Erdoğan, coşkulu kalabalığa karşı yaptığı konuşmada muhalefete sert sözlerle yüklendi.

Konuşmasında, son günlerde yaşanan "darbe planı" iddiası ve askerlerin sivil mahkemelerde yargılanmasına olanak tanıyan "geceyarısı yasası"na değinen Erdoğan, yaşanan süreçte tansiyonun yükselmesinden muhalefeti sorumlu tuttu. Başbakan Erdoğan, "Muhalefet kurumlar arası uyumu bozmaya çalışıyor." diye konuştu.İşte

Sesini zaman zaman yükselterek yaptığı konuşmada Başbakan Erdoğan şu ifadeleri kulandı; "Mayın temizleme konusuyla ilgili "Toprakları İsrail'e verecekler" dediler. Nerede yazıyor İsrail? Hayal güçleri çok geniş. Bu kadar keskin zekalı bu beyefendiler. Geçen gün çıkardıkları yasanın altındaki imzayı bile göremediler.

Haysiyetsiz ölmektense haysiyetli ölmek yeğdir. Bunu böyle bilin. Böyle bilirsek ülkemiz tarihteki şanlı yerini böyle alır. Kurumlar arasında tam bir uyum, tam bir koordinasyon var. Türkiye büyük umutlar taşıyor."

MEHMET AKİF'İN ŞİİRİNİ SANSÜRLEDİ!

Başbakan kürsüden şiiri okuma geleneğini AKP Trabzon il kongresinde de sürdürdü.

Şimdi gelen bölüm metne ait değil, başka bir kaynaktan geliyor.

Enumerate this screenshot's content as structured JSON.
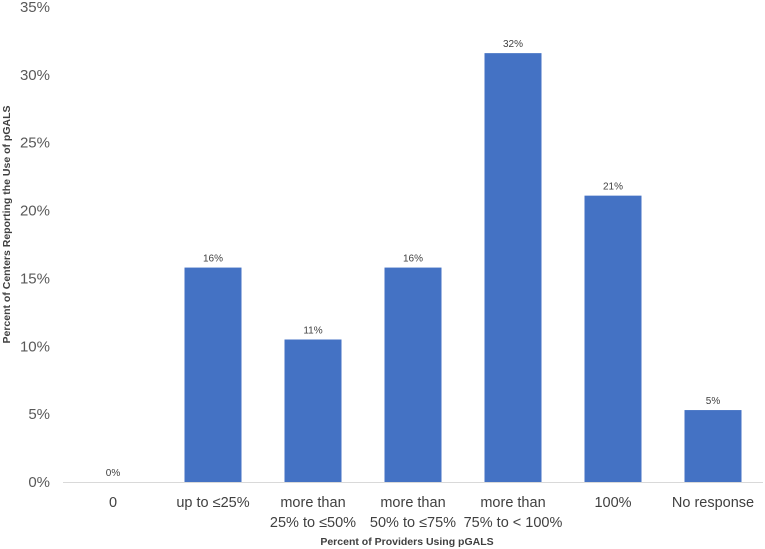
{
  "chart_data": {
    "type": "bar",
    "title": "",
    "xlabel": "Percent of Providers Using pGALS",
    "ylabel": "Percent of Centers Reporting  the Use of pGALS",
    "categories": [
      [
        "0"
      ],
      [
        "up to ≤25%"
      ],
      [
        "more than",
        "25% to ≤50%"
      ],
      [
        "more than",
        "50% to ≤75%"
      ],
      [
        "more than",
        "75% to < 100%"
      ],
      [
        "100%"
      ],
      [
        "No response"
      ]
    ],
    "values": [
      0,
      15.8,
      10.5,
      15.8,
      31.6,
      21.1,
      5.3
    ],
    "data_labels": [
      "0%",
      "16%",
      "11%",
      "16%",
      "32%",
      "21%",
      "5%"
    ],
    "ylim": [
      0,
      35
    ],
    "yticks": [
      0,
      5,
      10,
      15,
      20,
      25,
      30,
      35
    ],
    "ytick_labels": [
      "0%",
      "5%",
      "10%",
      "15%",
      "20%",
      "25%",
      "30%",
      "35%"
    ],
    "grid": false,
    "legend": "none",
    "bar_color": "#4472C4",
    "axis_color": "#D9D9D9"
  }
}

Seçim döneminde, Mehmet Akif'in "Zulmü Alkışlayamam" adlı şiirinden "Yumuşak başlı isem, kim dedi uysal koyunum, Kesilir belki, fakat çekmeye gelmez boyunum!" mısralarını sık sık seslendiren Erdoğan, bu sefer aynı şiirden daha uzun bir bölüm okudu.

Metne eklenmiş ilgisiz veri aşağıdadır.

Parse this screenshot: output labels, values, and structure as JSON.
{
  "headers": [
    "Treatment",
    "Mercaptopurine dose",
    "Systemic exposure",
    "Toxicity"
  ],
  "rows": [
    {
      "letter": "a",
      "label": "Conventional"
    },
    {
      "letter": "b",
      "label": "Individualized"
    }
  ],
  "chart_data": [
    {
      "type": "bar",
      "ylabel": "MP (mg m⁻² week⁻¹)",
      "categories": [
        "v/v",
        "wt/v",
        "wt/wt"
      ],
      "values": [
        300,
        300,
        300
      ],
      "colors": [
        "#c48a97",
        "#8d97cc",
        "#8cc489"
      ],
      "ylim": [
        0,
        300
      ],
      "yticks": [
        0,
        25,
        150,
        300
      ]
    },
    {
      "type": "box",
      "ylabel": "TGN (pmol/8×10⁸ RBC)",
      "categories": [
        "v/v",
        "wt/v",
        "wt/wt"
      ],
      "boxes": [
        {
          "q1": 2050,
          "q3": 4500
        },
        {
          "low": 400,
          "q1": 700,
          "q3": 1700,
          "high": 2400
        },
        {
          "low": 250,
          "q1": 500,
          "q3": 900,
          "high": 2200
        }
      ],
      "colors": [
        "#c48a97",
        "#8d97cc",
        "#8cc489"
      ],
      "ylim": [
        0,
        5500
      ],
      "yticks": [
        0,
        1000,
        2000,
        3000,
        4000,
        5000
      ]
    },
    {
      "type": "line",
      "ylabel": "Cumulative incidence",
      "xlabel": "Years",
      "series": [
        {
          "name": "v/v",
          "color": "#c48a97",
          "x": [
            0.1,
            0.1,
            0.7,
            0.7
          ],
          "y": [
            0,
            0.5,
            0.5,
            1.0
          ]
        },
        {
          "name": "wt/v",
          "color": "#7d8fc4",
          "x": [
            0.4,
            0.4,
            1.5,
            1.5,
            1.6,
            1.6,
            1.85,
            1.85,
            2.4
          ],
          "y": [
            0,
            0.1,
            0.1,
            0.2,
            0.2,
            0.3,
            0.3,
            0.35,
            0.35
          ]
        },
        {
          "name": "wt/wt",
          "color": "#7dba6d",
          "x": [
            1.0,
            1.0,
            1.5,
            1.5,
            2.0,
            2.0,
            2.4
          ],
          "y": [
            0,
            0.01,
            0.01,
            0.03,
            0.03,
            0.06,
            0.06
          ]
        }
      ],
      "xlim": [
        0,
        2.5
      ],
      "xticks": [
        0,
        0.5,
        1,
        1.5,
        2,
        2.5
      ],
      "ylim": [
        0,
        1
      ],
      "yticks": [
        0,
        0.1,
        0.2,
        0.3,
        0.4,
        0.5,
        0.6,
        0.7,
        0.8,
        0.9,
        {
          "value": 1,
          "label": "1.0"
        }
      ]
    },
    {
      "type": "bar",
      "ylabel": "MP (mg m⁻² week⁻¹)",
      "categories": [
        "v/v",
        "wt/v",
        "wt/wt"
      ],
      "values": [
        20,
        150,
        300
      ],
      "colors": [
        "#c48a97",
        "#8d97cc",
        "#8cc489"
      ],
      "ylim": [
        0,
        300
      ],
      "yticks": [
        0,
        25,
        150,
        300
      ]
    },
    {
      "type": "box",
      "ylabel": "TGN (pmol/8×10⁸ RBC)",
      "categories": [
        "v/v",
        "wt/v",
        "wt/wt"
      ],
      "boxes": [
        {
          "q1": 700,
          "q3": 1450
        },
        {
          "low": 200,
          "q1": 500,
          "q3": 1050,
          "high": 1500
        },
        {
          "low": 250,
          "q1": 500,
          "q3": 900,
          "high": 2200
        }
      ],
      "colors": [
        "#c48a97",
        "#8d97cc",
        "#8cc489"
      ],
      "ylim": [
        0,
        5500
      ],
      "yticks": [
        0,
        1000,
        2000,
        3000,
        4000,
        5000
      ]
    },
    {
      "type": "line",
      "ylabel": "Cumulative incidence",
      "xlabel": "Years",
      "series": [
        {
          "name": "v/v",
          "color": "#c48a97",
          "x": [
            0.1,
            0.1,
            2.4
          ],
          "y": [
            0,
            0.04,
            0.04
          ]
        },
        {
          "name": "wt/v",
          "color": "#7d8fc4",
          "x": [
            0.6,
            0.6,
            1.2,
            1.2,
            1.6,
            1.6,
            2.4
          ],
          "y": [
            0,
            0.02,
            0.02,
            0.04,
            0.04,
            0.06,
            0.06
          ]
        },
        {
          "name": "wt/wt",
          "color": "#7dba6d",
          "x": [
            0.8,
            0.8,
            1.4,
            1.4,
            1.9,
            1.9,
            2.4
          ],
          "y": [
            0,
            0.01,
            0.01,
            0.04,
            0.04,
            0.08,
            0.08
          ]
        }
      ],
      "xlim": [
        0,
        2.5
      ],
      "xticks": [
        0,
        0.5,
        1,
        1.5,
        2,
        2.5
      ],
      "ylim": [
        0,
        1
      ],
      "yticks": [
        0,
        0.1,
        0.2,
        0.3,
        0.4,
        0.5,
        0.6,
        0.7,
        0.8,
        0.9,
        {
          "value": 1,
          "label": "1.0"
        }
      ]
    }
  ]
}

"Yıllarımızı böyle çaldılar ömrümüzü böyle çaldılar. Sana dokunmayan yılan bin yaşasın ya dokunursa ne olacak? Biz Akif gibi sesleniyoruz İstiklal şairimizin seslendiği gibi..." diye konuşan Başbakan Erdoğan sözlerini şöyle sürdürdü;

"Yumuşak başlı isem, kim dedi uysal koyunum
Kesilir belki, fakat çekmeye gelmez boyunum!"

Bitmedi...

"Kanayan bir yara gördümmü yanar ta ciğerim,
Onu dindirmek için kamçı yerim, çifte yerim!"

Bu mesele!..

Gençler;

"Adam aldırmada geç git, diyemem aldırırım.
Çiğnerim, çiğnenirim, hakkı tutar kaldırırım!

Zalimin hasmıyım amma severim mazlumu..."

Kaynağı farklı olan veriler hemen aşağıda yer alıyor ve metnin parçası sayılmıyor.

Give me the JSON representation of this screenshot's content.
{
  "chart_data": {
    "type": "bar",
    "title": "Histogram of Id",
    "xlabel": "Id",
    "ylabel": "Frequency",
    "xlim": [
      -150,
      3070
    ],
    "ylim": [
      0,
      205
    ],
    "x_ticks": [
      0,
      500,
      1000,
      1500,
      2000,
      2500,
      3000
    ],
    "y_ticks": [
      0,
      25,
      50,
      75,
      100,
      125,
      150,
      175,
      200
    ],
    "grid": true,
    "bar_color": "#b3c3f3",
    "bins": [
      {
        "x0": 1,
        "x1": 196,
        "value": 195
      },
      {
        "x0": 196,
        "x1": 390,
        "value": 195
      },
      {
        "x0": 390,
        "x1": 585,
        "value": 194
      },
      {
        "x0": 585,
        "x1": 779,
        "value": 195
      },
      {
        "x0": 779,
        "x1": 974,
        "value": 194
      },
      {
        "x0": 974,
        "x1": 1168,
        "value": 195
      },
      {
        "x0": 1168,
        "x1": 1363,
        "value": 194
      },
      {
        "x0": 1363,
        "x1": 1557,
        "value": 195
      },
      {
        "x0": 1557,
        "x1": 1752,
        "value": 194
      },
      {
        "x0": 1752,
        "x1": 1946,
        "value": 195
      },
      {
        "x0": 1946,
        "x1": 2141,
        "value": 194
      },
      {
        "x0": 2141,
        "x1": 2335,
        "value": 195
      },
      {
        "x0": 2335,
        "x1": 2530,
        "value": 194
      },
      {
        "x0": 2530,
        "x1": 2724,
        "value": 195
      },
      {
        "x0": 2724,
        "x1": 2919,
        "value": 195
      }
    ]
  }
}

Başbakan Recep Tayyip Erdoğan'ın, "Zulmü Alkışlayamam" adlı şiirdeki sert ifadeleri özellikle de son mısra olan, "İrticanın şu sizin lehçede ma'nası bu mu?" kısmını okumaması ise dikkatlerden kaçmadı. Başbakan'ın sansürlediği bölüm ile şiirdeki kafiye yarım kaldı ve metnin fonetiği bozuldu.

İŞTE O ŞİİRİN ORİJİNALİ

İşte Mehmet Akif Ersoy'un şiirinin sansürlenmemiş versiyonu:

Zulmü Alkışlayamam

Zulmü alkışlayamam, zalimi asla sevemem;
Gelenin keyfi için geçmişe kalkıp sövemem.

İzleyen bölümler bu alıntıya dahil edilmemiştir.